1982, Janine
- The dust-jacket cover of the hardback edition
- Author: Alasdair Gray
- Language: English
- Genre: Erotic novel
- Publisher: Jonathan Cape
- Publication date: 30 October 1984
- Publication place: Scotland
- Media type: Print (hardcover & paperback)
- Pages: 345 pp (hardcover edition) & 352 pp (paperback edition)
- ISBN: 0-670-51387-3 (hardcover edition) & ISBN 0-14-007110-5 (paperback edition)
- OCLC: 10751727
- Dewey Decimal: 823/.914 19
- LC Class: PR6057.R3264 A616 1984

= 1982, Janine =

Book by Alasdair Gray

1982, Janine is a novel by the Scottish author Alasdair Gray. His second, it was published in 1984, and remains his most controversial work. Its use of pornography as a narrative device attracted much criticism, although others, including Gray himself, consider it his best work.

== Plot summary ==
The novel is narrated by Jock McLeish, a supervisor of the installation of alarm systems. Divorced, alcoholic and approaching fifty, his problems coalesce in a long night of the soul in a hotel room in Peebles or Selkirk.

McLeish attempts to spend the night assembling an intricate pornographic fantasy. His cast of characters includes: Janine, based on a childhood memory of Jane Russell in The Outlaw; Superb (short for Superbitch); and Big Momma, an obese lesbian. All of these are submitted to sadomasochistic practices, parts of which are described at some length. However, McLeish constantly returns to reminiscences of his previous life and lovers. These prompt his attempted suicide. Chapter 11 of the novel is a typographical explosion, with the text splitting into several parallel voices on each page (including that of God). The crisis concludes with McLeish vomiting up the pills which he had hoped would kill him, and facing the truth of his actions as morning dawns.
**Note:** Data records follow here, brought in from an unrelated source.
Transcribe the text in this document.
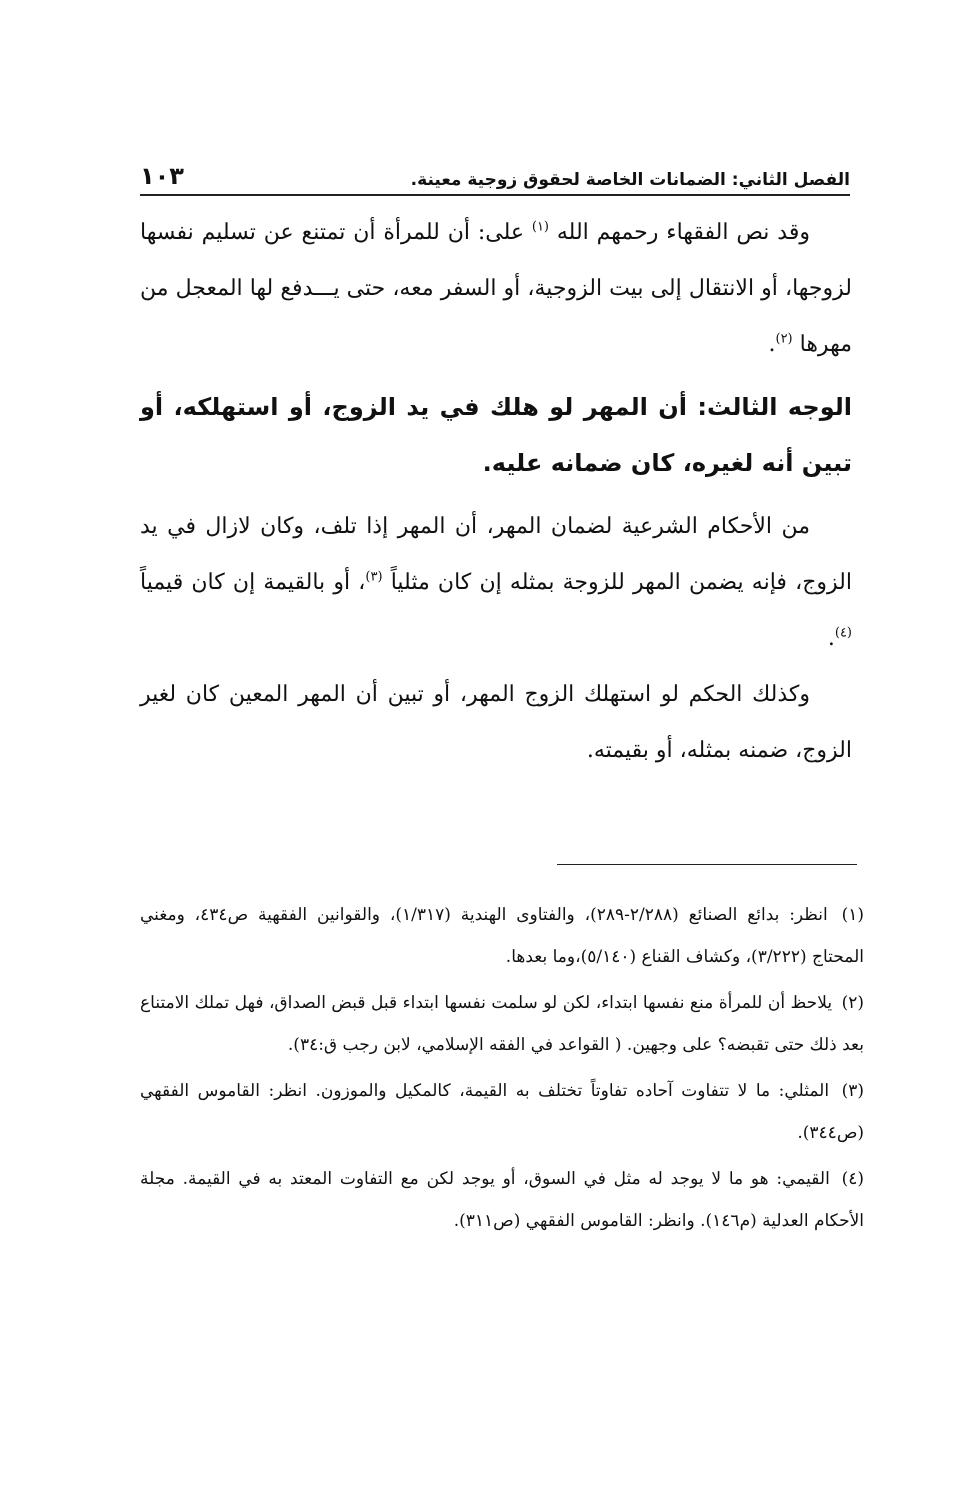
الفصل الثاني: الضمانات الخاصة لحقوق زوجية معينة.
١٠٣

وقد نص الفقهاء رحمهم الله $^{(١)}$ على: أن للمرأة أن تمتنع عن تسليم نفسها لزوجها، أو الانتقال إلى بيت الزوجية، أو السفر معه، حتى يـــدفع لها المعجل من مهرها $^{(٢)}$.

الوجه الثالث: أن المهر لو هلك في يد الزوج، أو استهلكه، أو تبين أنه لغيره، كان ضمانه عليه.

من الأحكام الشرعية لضمان المهر، أن المهر إذا تلف، وكان لازال في يد الزوج، فإنه يضمن المهر للزوجة بمثله إن كان مثلياً $^{(٣)}$، أو بالقيمة إن كان قيمياً $^{(٤)}$.

وكذلك الحكم لو استهلك الزوج المهر، أو تبين أن المهر المعين كان لغير الزوج، ضمنه بمثله، أو بقيمته.

(١) انظر: بدائع الصنائع (٢/٢٨٨-٢٨٩)، والفتاوى الهندية (١/٣١٧)، والقوانين الفقهية ص٤٣٤، ومغني المحتاج (٣/٢٢٢)، وكشاف القناع (٥/١٤٠)،وما بعدها.

(٢) يلاحظ أن للمرأة منع نفسها ابتداء، لكن لو سلمت نفسها ابتداء قبل قبض الصداق، فهل تملك الامتناع بعد ذلك حتى تقبضه؟ على وجهين. ( القواعد في الفقه الإسلامي، لابن رجب ق:٣٤).

(٣) المثلي: ما لا تتفاوت آحاده تفاوتاً تختلف به القيمة، كالمكيل والموزون. انظر: القاموس الفقهي (ص٣٤٤).

(٤) القيمي: هو ما لا يوجد له مثل في السوق، أو يوجد لكن مع التفاوت المعتد به في القيمة. مجلة الأحكام العدلية (م١٤٦). وانظر: القاموس الفقهي (ص٣١١).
== Literary significance & criticism ==
On the first hardback and paperback editions, Gray wrote that "This already dated novel is set inside the head of an ageing, divorced, alcoholic, insomniac supervisor of security installations who is tippling in the bedroom of a small Scottish hotel. Though full of depressing memories and propaganda for the Conservative Party it is mainly a sadomasochistic fetishistic fantasy. Even the arrival of God in the later chapters fails to elevate the tone. Every stylistic excess and moral defect which critics conspired to ignore in the author's first books, Lanark and Unlikely Stories, Mostly, is to be found here in concentrated form." In a 2000 interview, Gray said "When writing the pornographic parts of 1982, Janine I was deliberately shocking myself. Though I think it my best novel I cannot now reread it - I'm back to being as old fashioned as I was before imagining it."

An example of the typography in chapter 11

1982, Janine polarised critics like few other novels in modern literary history. The paperback edition of the novel concludes with an appendix of criticism of the work, both for and against. Critics praising the work included Jonathan Baumbach in The New York Times ("1982 Janine has a verbal energy, an intensity of vision") and William Boyd in the Times Literary Supplement ("His style is limpid and classically elegant"). The Boyd quotation is juxtaposed with one from Paul Ableman in The Literary Review criticising the "irritating mannerisms". Peter Levi on the BBC called the book "Radioactive hogwash", while Joe Ambrose of the Irish Sunday Tribune (who has expressed virulently critical views on many of Gray's books) called the author "a vainglorious lout" and "a profoundly reactionary penman". J.A. McArdle, in the Irish Independent wrote: "I have read reviews of these books which makes me suspect that the commentators had never read them. 1982, Janine is not pornography but a thoughtful and sad study of the human predicament; to be trapped in a world where the little man, woman or country will always be exploited by the big bullies."

In an introduction to the 2003 Canongate Classic edition, Will Self argues that the controversial pornographic fantasies illustrate McLeish's repression of his past real love affairs, reflect his reactionary political stance, and show the effects of his childhood experiences. McLeish's linking of sex with the idea of "homecoming" originates in his difficult relationship with his mother.

Self also notes the significance of the title, 1982 being "a point at which Scotland could be said to have reached just one of its many nadirs". This lowpoint included the destruction of the coal industry which had employed McLeish's father, under a Conservative government of which McLeish is a supporter.

Dave Langford reviewed 1982, Janine for White Dwarf #55, and stated that "God and several SF themes make guest appearances, and there's a chapter of the most boggling typography since early Alfred Bester. This one knocked me flat."